Sep 16 – 20, 2013
Meliá Castilla Convention Centre, Madrid
Europe/Madrid timezone

Scientific Program

The European Grid Infrastructure has over the last decade established an open compute and data infrastructure built by federating national computing and storage resources across Europe and around the world. Through the support provided by national governments and the European Commission, the EGI Technical Forum in Madrid will reflect on the current achievements and the plans for the future around:

- Bringing leading research communities and researchers together to tackle scientific and societal challenges through the use of innovative technology deployed in Virtual Research Environments

- Sustaining the current production infrastructure and bringing into production a federated infrastructure cloud that will enable a new generation of users from different science domains

- Continuing to build and coordinate the community of human experts that use, operate, manage, develop, support and provide outreach around the production infrastructure

- Refining the financial, technical and political governance of EGI and its ecosystem so that it continues to thrive for the decades to come

The EGITF 2013 will be co-located with international workshops and meetings relating to the research challenges and technical interoperability needed to operate and exploit an open compute and data infrastructure. These include IBERGRID 2013, EU-Brazil OpenBIO, Open Grid Forum 39, GlobusEUROPE and the CloudPlugFest interoperability workshops.
  • Virtual Research Environments and Enabling Technologies (Gergely Sipos, Peter Solagna)

    This track covers the Virtual Research Environments (VREs) and the enabling technologies that are available on EGI for research communities to conduct their work. The VREs provide customised environments by connecting and making infrastructure resources from EGI available for domain/user specific data and compute intensive applications, as well as for collaborative work. Main themes of the track will include portals and science gateways, workflow systems, data management tools, middleware services to access federated distributed resources, tools for distributed security and identity management, collaboration services, interoperability of infrastructure and application services, best practices for constructing and delivering VREs.

  • EGI’s Core Infrastructure Platform (Tiziana Ferrari/Malgorzata Krakowian)

    This track covers the operational services, tools and associated requirements for the delivery of a heterogeneous resource federation. The track will comprise a series of community events and workshops to address specific technical areas and shape the future of operations. The main themes of the track are:
    the EGI accounting infrastructure and its evolution towards an integrated system for multiple resource types;
    the EGI operational tools and their adoption by other resource infrastructures for the support of new services and user communities;
    the processes, roles and support tools needed for the implementation of a coordinated federated resource pool comprising heterogeneous resource infrastructures and use cases requiring infrastructure integration;
    the adoption of service management best practices in a federated infrastructure for better management of EGI services, which will improve customer experiences.

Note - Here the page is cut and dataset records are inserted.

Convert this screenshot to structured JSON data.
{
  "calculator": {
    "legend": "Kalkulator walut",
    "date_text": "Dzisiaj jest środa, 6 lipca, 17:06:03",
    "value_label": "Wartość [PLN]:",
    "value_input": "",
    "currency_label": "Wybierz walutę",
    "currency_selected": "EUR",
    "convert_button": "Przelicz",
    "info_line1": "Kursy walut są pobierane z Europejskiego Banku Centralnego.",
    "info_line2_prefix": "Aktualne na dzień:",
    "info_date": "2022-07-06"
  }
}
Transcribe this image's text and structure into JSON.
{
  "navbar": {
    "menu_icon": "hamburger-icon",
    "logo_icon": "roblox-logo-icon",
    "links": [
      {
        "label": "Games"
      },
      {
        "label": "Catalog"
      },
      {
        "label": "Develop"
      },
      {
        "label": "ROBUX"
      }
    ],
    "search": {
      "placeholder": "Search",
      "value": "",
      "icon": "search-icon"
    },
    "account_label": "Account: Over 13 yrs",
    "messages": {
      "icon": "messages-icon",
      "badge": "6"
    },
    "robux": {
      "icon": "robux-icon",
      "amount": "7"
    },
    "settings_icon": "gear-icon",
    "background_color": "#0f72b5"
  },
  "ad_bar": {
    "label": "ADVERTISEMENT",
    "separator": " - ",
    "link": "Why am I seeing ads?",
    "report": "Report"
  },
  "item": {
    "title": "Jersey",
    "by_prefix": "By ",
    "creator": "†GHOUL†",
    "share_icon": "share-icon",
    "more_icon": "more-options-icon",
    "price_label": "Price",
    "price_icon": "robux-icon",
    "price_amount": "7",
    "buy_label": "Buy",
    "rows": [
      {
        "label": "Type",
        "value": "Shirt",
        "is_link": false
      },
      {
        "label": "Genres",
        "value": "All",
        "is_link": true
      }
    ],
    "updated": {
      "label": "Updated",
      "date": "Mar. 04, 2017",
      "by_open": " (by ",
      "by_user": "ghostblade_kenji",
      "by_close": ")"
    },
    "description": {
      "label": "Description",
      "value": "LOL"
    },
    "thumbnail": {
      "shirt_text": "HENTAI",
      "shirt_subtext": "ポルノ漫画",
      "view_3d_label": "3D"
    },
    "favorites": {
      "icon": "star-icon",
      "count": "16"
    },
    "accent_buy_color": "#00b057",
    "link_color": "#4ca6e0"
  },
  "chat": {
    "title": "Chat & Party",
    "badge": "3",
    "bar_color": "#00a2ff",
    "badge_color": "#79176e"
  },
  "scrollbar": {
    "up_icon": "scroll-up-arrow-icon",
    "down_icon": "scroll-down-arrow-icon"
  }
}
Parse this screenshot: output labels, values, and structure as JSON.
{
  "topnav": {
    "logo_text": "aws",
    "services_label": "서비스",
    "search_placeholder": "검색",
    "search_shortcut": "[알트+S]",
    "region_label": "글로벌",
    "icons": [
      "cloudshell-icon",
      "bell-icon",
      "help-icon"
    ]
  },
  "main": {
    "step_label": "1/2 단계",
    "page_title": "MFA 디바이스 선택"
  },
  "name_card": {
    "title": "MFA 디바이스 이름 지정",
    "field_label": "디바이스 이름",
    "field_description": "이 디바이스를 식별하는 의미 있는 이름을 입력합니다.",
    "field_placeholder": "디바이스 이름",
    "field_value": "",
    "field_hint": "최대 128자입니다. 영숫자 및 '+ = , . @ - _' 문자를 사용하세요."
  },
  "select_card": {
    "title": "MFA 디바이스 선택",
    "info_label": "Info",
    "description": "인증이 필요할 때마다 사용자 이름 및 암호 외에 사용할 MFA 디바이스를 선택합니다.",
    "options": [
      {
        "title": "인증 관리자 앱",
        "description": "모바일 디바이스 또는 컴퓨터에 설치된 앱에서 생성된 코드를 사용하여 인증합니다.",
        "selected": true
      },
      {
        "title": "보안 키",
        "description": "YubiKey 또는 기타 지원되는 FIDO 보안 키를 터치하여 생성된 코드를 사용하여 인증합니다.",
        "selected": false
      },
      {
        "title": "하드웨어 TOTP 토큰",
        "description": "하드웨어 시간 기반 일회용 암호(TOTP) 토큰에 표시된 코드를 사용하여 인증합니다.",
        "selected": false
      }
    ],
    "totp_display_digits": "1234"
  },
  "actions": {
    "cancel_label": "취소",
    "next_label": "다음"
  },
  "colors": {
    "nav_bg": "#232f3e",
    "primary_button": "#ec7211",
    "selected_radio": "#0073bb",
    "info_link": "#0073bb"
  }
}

  • EGI & Infrastructure as a Service (IaaS) Cloud Platforms (David Wallom/Michel Drescher)

    This track will highlight the activities around the federation of IaaS Cloud providers of different flavours and cloud specific associated services. The IaaS Cloud is introducing new resource types to the federated e-Infrastructure provided by EGI. This track will cover experiences with formal site certification for these new Cloud resources, workshops for Cloud Resource Providers on how to technically integrate Cloud Resources with the EGI federation and the roadmap for future developments, discussions on the necessary policy and practice extensions needed for cloud resources as well as workshops for Research Communities on how to practically utilise EGI’s Cloud Resources.

  • EGI’s Human Networks (Catherine Gater/Richard Mclennan)

    This track focuses on the development of the human networks that will enable EGI to continue to flourish as an open ecosystem to support open computing, drive innovation and to deliver services to the European Research Area. Sustainable co-development and innovation needs to take place by bringing operation and non-operations staff together with active researchers and technology experts into virtual teams to tackle critical community issues. This track will explore ways to improve current marketing strategies, communication channels and outreach to existing and new partners and communities, including the ‘long tail’ of science, by using and developing these human networks. Examples of topics relevant in this area are: the results from funded and unfunded virtual teams, improving the human capital within these networks through training and the dissemination of best practices, skills gaps and organisational issues needed for the continued uptake of e-Infrastructures, experiences in communication and outreach activities, and innovative marketing strategies for reaching key stakeholders.

  • Policies and Business Models for Open Compute and Data Infrastructures (Sergio Andreozzi/Sy Holsinger)

    This track will focus on analysing and proposing high-level policies and business models that innovate the current e-infrastructures ecosystem to support open multi-disciplinary research in the European Research Area. The track aims to address emerging topics such as interoperability and integration of e-infrastructures with commercial cloud providers, re-use of open access publications to evaluate the scientific impact of e-Infrastructures, business models and open data, business models for sustainable evolution of open source software for e-Infrastructures, and the role of the EGI ecosystem in the Horizon 2020.